Under the rezoning, the boundaries for I.S. 230 would expand to serve a new annex located at 74-03 34th Ave., slated to open in September. The new building is expected to accommodate 420 middle school students.

After the rezoning, about 120 incoming sixth graders from I.S. 145 would be zoned to I.S. 230 in the 2015-2016 school year.

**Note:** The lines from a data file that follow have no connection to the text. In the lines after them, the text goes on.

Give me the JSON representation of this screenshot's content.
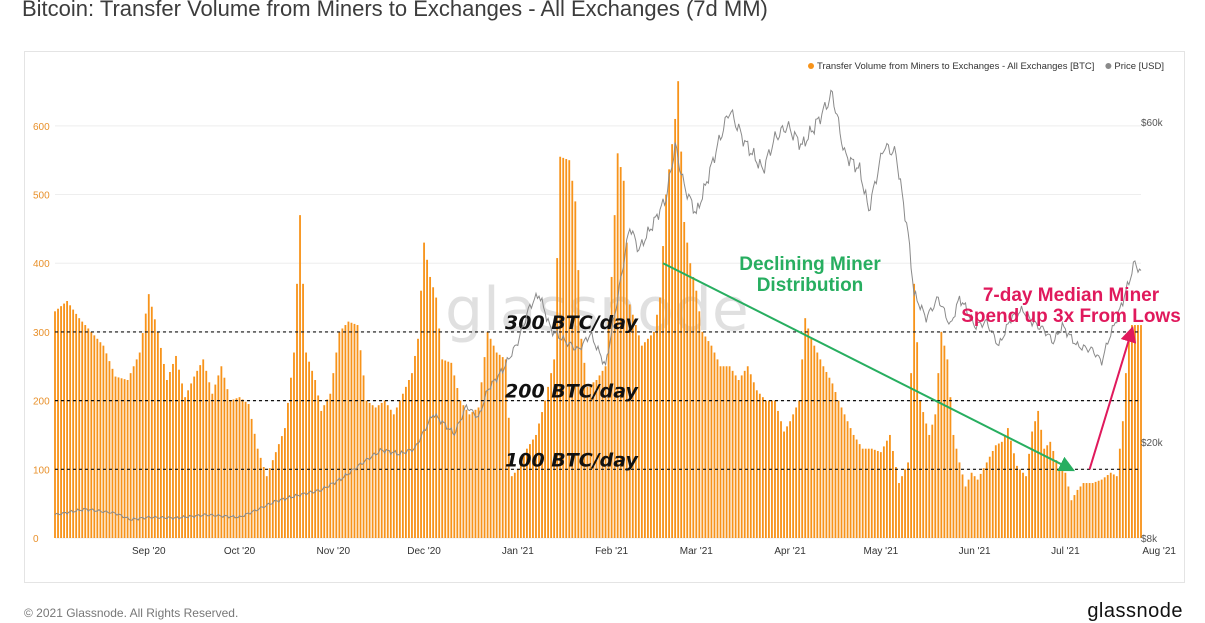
{
  "header": {
    "title": "Bitcoin: Transfer Volume from Miners to Exchanges - All Exchanges (7d MM)"
  },
  "footer": {
    "copyright": "© 2021 Glassnode. All Rights Reserved.",
    "brand": "glassnode"
  },
  "watermark": "glassnode",
  "colors": {
    "bar": "#f7931a",
    "price": "#8a8a8a",
    "trend": "#27ae60",
    "spike": "#e0195c",
    "grid": "#eeeeee",
    "axis_left": "#e8902a",
    "axis_right": "#555555"
  },
  "chart_data": {
    "type": "bar",
    "title": "Bitcoin: Transfer Volume from Miners to Exchanges - All Exchanges (7d MM)",
    "xlabel": "",
    "ylabel": "",
    "ylim": [
      0,
      690
    ],
    "y_ticks": [
      0,
      100,
      200,
      300,
      400,
      500,
      600
    ],
    "y_right_ticks": [
      "$8k",
      "$20k",
      "$60k"
    ],
    "x_range": [
      0,
      359
    ],
    "x_ticks": [
      {
        "label": "Sep '20",
        "x": 31
      },
      {
        "label": "Oct '20",
        "x": 61
      },
      {
        "label": "Nov '20",
        "x": 92
      },
      {
        "label": "Dec '20",
        "x": 122
      },
      {
        "label": "Jan '21",
        "x": 153
      },
      {
        "label": "Feb '21",
        "x": 184
      },
      {
        "label": "Mar '21",
        "x": 212
      },
      {
        "label": "Apr '21",
        "x": 243
      },
      {
        "label": "May '21",
        "x": 273
      },
      {
        "label": "Jun '21",
        "x": 304
      },
      {
        "label": "Jul '21",
        "x": 334
      },
      {
        "label": "Aug '21",
        "x": 365
      }
    ],
    "legend": [
      {
        "label": "Transfer Volume from Miners to Exchanges - All Exchanges [BTC]",
        "color": "#f7931a"
      },
      {
        "label": "Price [USD]",
        "color": "#8a8a8a"
      }
    ],
    "legend_position": "top-right",
    "reference_lines": [
      {
        "value": 300,
        "label": "300 BTC/day"
      },
      {
        "value": 200,
        "label": "200 BTC/day"
      },
      {
        "value": 100,
        "label": "100 BTC/day"
      }
    ],
    "annotations": [
      {
        "text": [
          "Declining Miner",
          "Distribution"
        ],
        "color": "#27ae60"
      },
      {
        "text": [
          "7-day Median Miner",
          "Spend up 3x From Lows"
        ],
        "color": "#e0195c"
      }
    ],
    "trend_arrows": [
      {
        "from": [
          201,
          400
        ],
        "to": [
          336,
          100
        ],
        "color": "#27ae60"
      },
      {
        "from": [
          342,
          100
        ],
        "to": [
          356,
          303
        ],
        "color": "#e0195c"
      }
    ],
    "series": [
      {
        "name": "Transfer Volume from Miners to Exchanges - All Exchanges [BTC]",
        "axis": "left",
        "keypoints": [
          [
            0,
            330
          ],
          [
            4,
            345
          ],
          [
            8,
            320
          ],
          [
            12,
            300
          ],
          [
            16,
            280
          ],
          [
            20,
            235
          ],
          [
            24,
            230
          ],
          [
            28,
            270
          ],
          [
            31,
            355
          ],
          [
            34,
            300
          ],
          [
            37,
            230
          ],
          [
            40,
            265
          ],
          [
            43,
            205
          ],
          [
            46,
            235
          ],
          [
            49,
            260
          ],
          [
            52,
            210
          ],
          [
            55,
            250
          ],
          [
            58,
            200
          ],
          [
            61,
            205
          ],
          [
            64,
            195
          ],
          [
            67,
            130
          ],
          [
            70,
            90
          ],
          [
            73,
            125
          ],
          [
            76,
            160
          ],
          [
            79,
            270
          ],
          [
            81,
            470
          ],
          [
            83,
            270
          ],
          [
            86,
            230
          ],
          [
            88,
            185
          ],
          [
            91,
            210
          ],
          [
            94,
            300
          ],
          [
            97,
            315
          ],
          [
            100,
            310
          ],
          [
            103,
            200
          ],
          [
            106,
            190
          ],
          [
            109,
            200
          ],
          [
            112,
            180
          ],
          [
            115,
            210
          ],
          [
            118,
            240
          ],
          [
            120,
            290
          ],
          [
            122,
            430
          ],
          [
            124,
            380
          ],
          [
            126,
            350
          ],
          [
            128,
            260
          ],
          [
            131,
            255
          ],
          [
            134,
            200
          ],
          [
            137,
            180
          ],
          [
            140,
            190
          ],
          [
            143,
            300
          ],
          [
            146,
            270
          ],
          [
            149,
            260
          ],
          [
            151,
            90
          ],
          [
            153,
            100
          ],
          [
            156,
            130
          ],
          [
            159,
            150
          ],
          [
            162,
            200
          ],
          [
            165,
            260
          ],
          [
            167,
            555
          ],
          [
            170,
            550
          ],
          [
            172,
            490
          ],
          [
            174,
            290
          ],
          [
            176,
            220
          ],
          [
            179,
            230
          ],
          [
            182,
            250
          ],
          [
            184,
            380
          ],
          [
            186,
            560
          ],
          [
            188,
            520
          ],
          [
            190,
            340
          ],
          [
            192,
            310
          ],
          [
            194,
            280
          ],
          [
            196,
            290
          ],
          [
            198,
            300
          ],
          [
            200,
            350
          ],
          [
            202,
            500
          ],
          [
            205,
            610
          ],
          [
            206,
            665
          ],
          [
            208,
            460
          ],
          [
            210,
            400
          ],
          [
            212,
            360
          ],
          [
            214,
            300
          ],
          [
            217,
            280
          ],
          [
            220,
            250
          ],
          [
            223,
            250
          ],
          [
            226,
            230
          ],
          [
            229,
            250
          ],
          [
            232,
            215
          ],
          [
            235,
            200
          ],
          [
            238,
            200
          ],
          [
            241,
            155
          ],
          [
            243,
            170
          ],
          [
            246,
            200
          ],
          [
            248,
            320
          ],
          [
            250,
            290
          ],
          [
            252,
            270
          ],
          [
            254,
            250
          ],
          [
            257,
            225
          ],
          [
            259,
            200
          ],
          [
            261,
            180
          ],
          [
            264,
            150
          ],
          [
            267,
            130
          ],
          [
            270,
            130
          ],
          [
            273,
            125
          ],
          [
            276,
            150
          ],
          [
            279,
            80
          ],
          [
            282,
            110
          ],
          [
            284,
            370
          ],
          [
            286,
            200
          ],
          [
            289,
            150
          ],
          [
            291,
            180
          ],
          [
            293,
            300
          ],
          [
            295,
            260
          ],
          [
            297,
            150
          ],
          [
            299,
            110
          ],
          [
            301,
            75
          ],
          [
            303,
            95
          ],
          [
            305,
            85
          ],
          [
            308,
            110
          ],
          [
            311,
            135
          ],
          [
            313,
            140
          ],
          [
            315,
            160
          ],
          [
            318,
            105
          ],
          [
            321,
            90
          ],
          [
            323,
            155
          ],
          [
            325,
            185
          ],
          [
            327,
            130
          ],
          [
            329,
            140
          ],
          [
            332,
            100
          ],
          [
            334,
            95
          ],
          [
            336,
            55
          ],
          [
            338,
            70
          ],
          [
            340,
            80
          ],
          [
            343,
            80
          ],
          [
            346,
            85
          ],
          [
            349,
            95
          ],
          [
            351,
            90
          ],
          [
            353,
            170
          ],
          [
            354,
            240
          ],
          [
            355,
            300
          ],
          [
            356,
            310
          ]
        ]
      },
      {
        "name": "Price [USD]",
        "axis": "right",
        "keypoints": [
          [
            0,
            10900
          ],
          [
            10,
            11600
          ],
          [
            20,
            11100
          ],
          [
            25,
            10300
          ],
          [
            31,
            10600
          ],
          [
            40,
            10500
          ],
          [
            50,
            10900
          ],
          [
            61,
            10600
          ],
          [
            66,
            11400
          ],
          [
            73,
            12600
          ],
          [
            81,
            13400
          ],
          [
            88,
            14000
          ],
          [
            95,
            15500
          ],
          [
            102,
            17500
          ],
          [
            108,
            19000
          ],
          [
            114,
            18500
          ],
          [
            119,
            19200
          ],
          [
            125,
            23500
          ],
          [
            128,
            22500
          ],
          [
            132,
            21000
          ],
          [
            136,
            24500
          ],
          [
            140,
            23000
          ],
          [
            143,
            26500
          ],
          [
            148,
            29000
          ],
          [
            153,
            32500
          ],
          [
            157,
            37000
          ],
          [
            160,
            38500
          ],
          [
            164,
            34000
          ],
          [
            169,
            32500
          ],
          [
            173,
            31500
          ],
          [
            177,
            33500
          ],
          [
            182,
            29500
          ],
          [
            186,
            38000
          ],
          [
            190,
            47000
          ],
          [
            193,
            44000
          ],
          [
            198,
            47500
          ],
          [
            202,
            50500
          ],
          [
            205,
            57000
          ],
          [
            208,
            52000
          ],
          [
            212,
            48500
          ],
          [
            215,
            52000
          ],
          [
            219,
            57000
          ],
          [
            223,
            61500
          ],
          [
            228,
            57500
          ],
          [
            234,
            54000
          ],
          [
            238,
            58000
          ],
          [
            242,
            59500
          ],
          [
            247,
            57000
          ],
          [
            252,
            60000
          ],
          [
            257,
            63500
          ],
          [
            261,
            56000
          ],
          [
            266,
            54000
          ],
          [
            269,
            49000
          ],
          [
            274,
            57000
          ],
          [
            278,
            56000
          ],
          [
            282,
            46000
          ],
          [
            284,
            38500
          ],
          [
            288,
            35500
          ],
          [
            292,
            38000
          ],
          [
            296,
            34500
          ],
          [
            299,
            38000
          ],
          [
            301,
            36800
          ],
          [
            304,
            34500
          ],
          [
            308,
            35000
          ],
          [
            312,
            32000
          ],
          [
            316,
            35500
          ],
          [
            320,
            36500
          ],
          [
            323,
            35000
          ],
          [
            327,
            34000
          ],
          [
            330,
            32500
          ],
          [
            333,
            34500
          ],
          [
            338,
            32000
          ],
          [
            343,
            31500
          ],
          [
            346,
            30000
          ],
          [
            348,
            32500
          ],
          [
            352,
            36500
          ],
          [
            355,
            40000
          ],
          [
            357,
            42500
          ],
          [
            359,
            41000
          ]
        ]
      }
    ]
  }
}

No current students will be affected.

According to the DOE, the plan was developed through working with Community Education Council 30 in addressing the needs of the community.

“This rezoning plan reflects a year-long collaboration between the Department and the CEC to create a proposal that best addresses the needs of the entire community,” said  DOE spokesperson Harry Hartfield. “Any final approval of the plan will be decided by the CEC for District 30.”

Isaac Carmignani, co-president and chair of the zoning committee of CEC 30, said the rezoning would bring some relief to the overcrowding of I.S. 145, which together with I.S. 230, is part of School District 30 which suffers from a chronic overcrowding problem.

Currently I.S. 145’s sixth grade is 948 seats and after the rezoning, the number would drop to between 815 and 835. I.S. 230’s size would increase from 350 seats to between 460 to 480.

“It doesn’t change the fact that they are going to still be tightly packed schools,” said Carmignani. “We all are looking at the bigger picture.”

Other schools that might be affected by the rezoning include P.S. 69, P.S. 149, P.S. 212 and P.S. 222 in Jackson Heights, P.S. 228 and P.S. 148 in East Elmhurst, and P.S. 152 in Woodside.

A public meeting to discuss the proposed rezoning changes and learn more information on how it will affect students will be held on Monday, Jan. 13 at 6 p.m. at I.S. 145.

“What we are trying to do is have as much community engagement as possible,” said Carmignani. “We’re looking forward to continue working on this issue as the months and years go by.”